Which is why she woke up early, put on a flowered top and arrived at this parking lot in Baltimore, eager to meet someone who might hire her.

“I’ve got three kids to feed,” said Pendry, 44, who most recently worked as an administrative assistant for Allstate Insurance. “It doesn’t matter what it is anymore, I just need a job.”

The possibility of an hourly position drew thousands of people to Amazon’s warehouse here Wednesday morning, where they started lining up at 4 a.m. and waited hours in rows that snaked through the sprawling parking lot on a blistering hot day.

The on-site interviews were part of a one-day effort by Amazon to fill 50,000 jobs across the country that it says are necessary to fuel an ever-growing expansion.

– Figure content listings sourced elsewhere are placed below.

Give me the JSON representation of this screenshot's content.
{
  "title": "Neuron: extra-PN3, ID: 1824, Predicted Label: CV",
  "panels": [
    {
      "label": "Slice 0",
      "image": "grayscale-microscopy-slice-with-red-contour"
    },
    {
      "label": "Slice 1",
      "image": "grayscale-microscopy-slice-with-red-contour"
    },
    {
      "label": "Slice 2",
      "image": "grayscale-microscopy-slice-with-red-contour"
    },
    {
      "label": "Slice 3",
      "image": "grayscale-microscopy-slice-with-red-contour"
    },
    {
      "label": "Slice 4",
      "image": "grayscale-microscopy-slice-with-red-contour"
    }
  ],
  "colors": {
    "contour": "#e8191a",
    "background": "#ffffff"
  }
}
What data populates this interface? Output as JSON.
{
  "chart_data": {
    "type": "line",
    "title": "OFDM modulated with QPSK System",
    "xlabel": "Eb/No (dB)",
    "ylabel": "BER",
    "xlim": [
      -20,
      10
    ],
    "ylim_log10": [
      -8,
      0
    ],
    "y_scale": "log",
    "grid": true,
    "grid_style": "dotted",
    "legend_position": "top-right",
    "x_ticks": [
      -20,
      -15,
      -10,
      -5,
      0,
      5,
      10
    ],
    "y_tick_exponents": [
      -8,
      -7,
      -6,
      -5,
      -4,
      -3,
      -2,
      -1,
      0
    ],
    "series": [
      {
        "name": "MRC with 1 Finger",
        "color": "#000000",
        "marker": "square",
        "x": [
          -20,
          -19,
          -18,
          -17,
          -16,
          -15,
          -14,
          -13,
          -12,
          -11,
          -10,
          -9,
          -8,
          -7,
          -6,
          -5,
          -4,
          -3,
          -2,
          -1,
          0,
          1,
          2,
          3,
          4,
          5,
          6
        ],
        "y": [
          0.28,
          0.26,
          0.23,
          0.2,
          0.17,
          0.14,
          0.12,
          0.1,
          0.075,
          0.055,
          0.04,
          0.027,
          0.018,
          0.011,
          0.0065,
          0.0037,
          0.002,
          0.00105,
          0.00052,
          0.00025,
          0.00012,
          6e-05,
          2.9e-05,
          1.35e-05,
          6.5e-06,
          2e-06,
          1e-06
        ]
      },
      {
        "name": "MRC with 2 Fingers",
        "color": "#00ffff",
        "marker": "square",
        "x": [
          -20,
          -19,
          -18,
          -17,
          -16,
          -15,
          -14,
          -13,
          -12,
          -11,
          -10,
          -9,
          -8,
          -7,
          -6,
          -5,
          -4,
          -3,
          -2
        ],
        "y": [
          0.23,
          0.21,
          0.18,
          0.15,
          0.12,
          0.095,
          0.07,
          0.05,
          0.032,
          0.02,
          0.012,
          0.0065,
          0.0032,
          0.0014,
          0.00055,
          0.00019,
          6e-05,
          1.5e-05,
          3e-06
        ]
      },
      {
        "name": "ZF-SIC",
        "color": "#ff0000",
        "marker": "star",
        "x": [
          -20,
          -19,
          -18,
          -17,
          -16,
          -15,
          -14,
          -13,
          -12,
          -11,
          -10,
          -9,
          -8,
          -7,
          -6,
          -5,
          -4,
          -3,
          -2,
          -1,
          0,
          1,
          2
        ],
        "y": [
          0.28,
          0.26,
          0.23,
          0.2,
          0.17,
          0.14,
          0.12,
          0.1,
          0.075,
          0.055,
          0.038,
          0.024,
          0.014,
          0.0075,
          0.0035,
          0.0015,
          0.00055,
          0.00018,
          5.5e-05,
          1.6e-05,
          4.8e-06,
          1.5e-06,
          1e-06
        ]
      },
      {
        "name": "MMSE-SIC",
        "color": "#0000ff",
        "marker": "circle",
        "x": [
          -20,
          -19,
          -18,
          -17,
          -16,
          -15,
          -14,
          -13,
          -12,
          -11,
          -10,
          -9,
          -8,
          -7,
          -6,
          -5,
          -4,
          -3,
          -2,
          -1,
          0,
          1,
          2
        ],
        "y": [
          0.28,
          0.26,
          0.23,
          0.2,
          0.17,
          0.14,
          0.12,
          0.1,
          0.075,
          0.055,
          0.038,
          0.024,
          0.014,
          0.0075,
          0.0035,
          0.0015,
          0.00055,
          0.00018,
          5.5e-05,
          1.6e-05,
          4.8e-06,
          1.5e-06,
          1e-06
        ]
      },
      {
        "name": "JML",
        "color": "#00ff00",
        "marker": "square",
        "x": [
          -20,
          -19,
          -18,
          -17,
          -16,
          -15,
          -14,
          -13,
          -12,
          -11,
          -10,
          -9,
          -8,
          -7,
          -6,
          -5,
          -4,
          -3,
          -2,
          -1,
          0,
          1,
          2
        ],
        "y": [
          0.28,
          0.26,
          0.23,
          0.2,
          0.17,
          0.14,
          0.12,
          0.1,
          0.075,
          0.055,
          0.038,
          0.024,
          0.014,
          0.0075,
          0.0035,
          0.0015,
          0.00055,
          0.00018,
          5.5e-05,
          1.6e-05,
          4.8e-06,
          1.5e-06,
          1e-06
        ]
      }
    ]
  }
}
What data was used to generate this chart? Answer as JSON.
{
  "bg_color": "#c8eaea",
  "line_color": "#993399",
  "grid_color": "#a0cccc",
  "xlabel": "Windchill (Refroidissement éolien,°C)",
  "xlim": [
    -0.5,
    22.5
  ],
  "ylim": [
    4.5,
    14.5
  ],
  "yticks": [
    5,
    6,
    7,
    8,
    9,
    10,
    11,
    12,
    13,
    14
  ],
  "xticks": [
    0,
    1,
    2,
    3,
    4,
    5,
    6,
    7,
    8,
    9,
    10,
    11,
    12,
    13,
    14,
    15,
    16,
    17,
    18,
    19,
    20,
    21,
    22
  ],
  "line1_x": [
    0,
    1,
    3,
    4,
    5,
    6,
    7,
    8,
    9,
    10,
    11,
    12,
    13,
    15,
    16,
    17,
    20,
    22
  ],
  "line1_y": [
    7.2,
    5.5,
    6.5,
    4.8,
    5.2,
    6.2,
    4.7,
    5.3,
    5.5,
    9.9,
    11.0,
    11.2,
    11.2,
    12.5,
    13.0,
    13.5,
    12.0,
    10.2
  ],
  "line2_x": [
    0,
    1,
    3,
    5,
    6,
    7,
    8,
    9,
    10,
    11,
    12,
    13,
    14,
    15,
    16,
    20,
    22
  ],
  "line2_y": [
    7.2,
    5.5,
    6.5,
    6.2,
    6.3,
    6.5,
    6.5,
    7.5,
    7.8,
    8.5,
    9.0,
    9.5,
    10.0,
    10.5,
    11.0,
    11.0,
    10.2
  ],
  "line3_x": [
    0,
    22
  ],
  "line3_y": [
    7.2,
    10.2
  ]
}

The e-commerce giant says it made scores of job offers on the spot at a dozen locations from Buffalo, New York, to Oklahoma City. (Jeffrey P. Bezos, the founder and chief executive of Amazon, owns The Washington Post.)

In Baltimore, Amazon planned to add 1,200 people to its current lineup of 4,200. The jobs, which pay more than Maryland’s $9.25 minimum wage, come with health and disability insurance, as well as a retirement savings plan and stock awards. It was enough to draw a huge crowd on a blistering hot August day, and Amazon recruiters were ready with bottled water and sno cones to cool people down.

“We are excited to be creating great jobs that offer highly competitive wages, benefits starting on day one and the choice for employees to go back to school,” John Olsen, a human resources vice president at Amazon, said in a statement. “These are great opportunities with runway for advancement.”

As Amazon hires at a furious pace, many longtime retailers are scaling back by closing hundreds of stores and doing away with coveted commission-earning positions. Retail jobs – which for years have been stepping stones into the workforce – have increasingly shifted from America’s shopping malls to warehouses on the outskirts of town.

“Retail employment has traditionally been face-to-face, but technology is changing that,” said Jed Kolko, chief economist for the jobs site Indeed. “That has an impact on the number of jobs that are created and destroyed, but also on where those jobs are and who gets them.”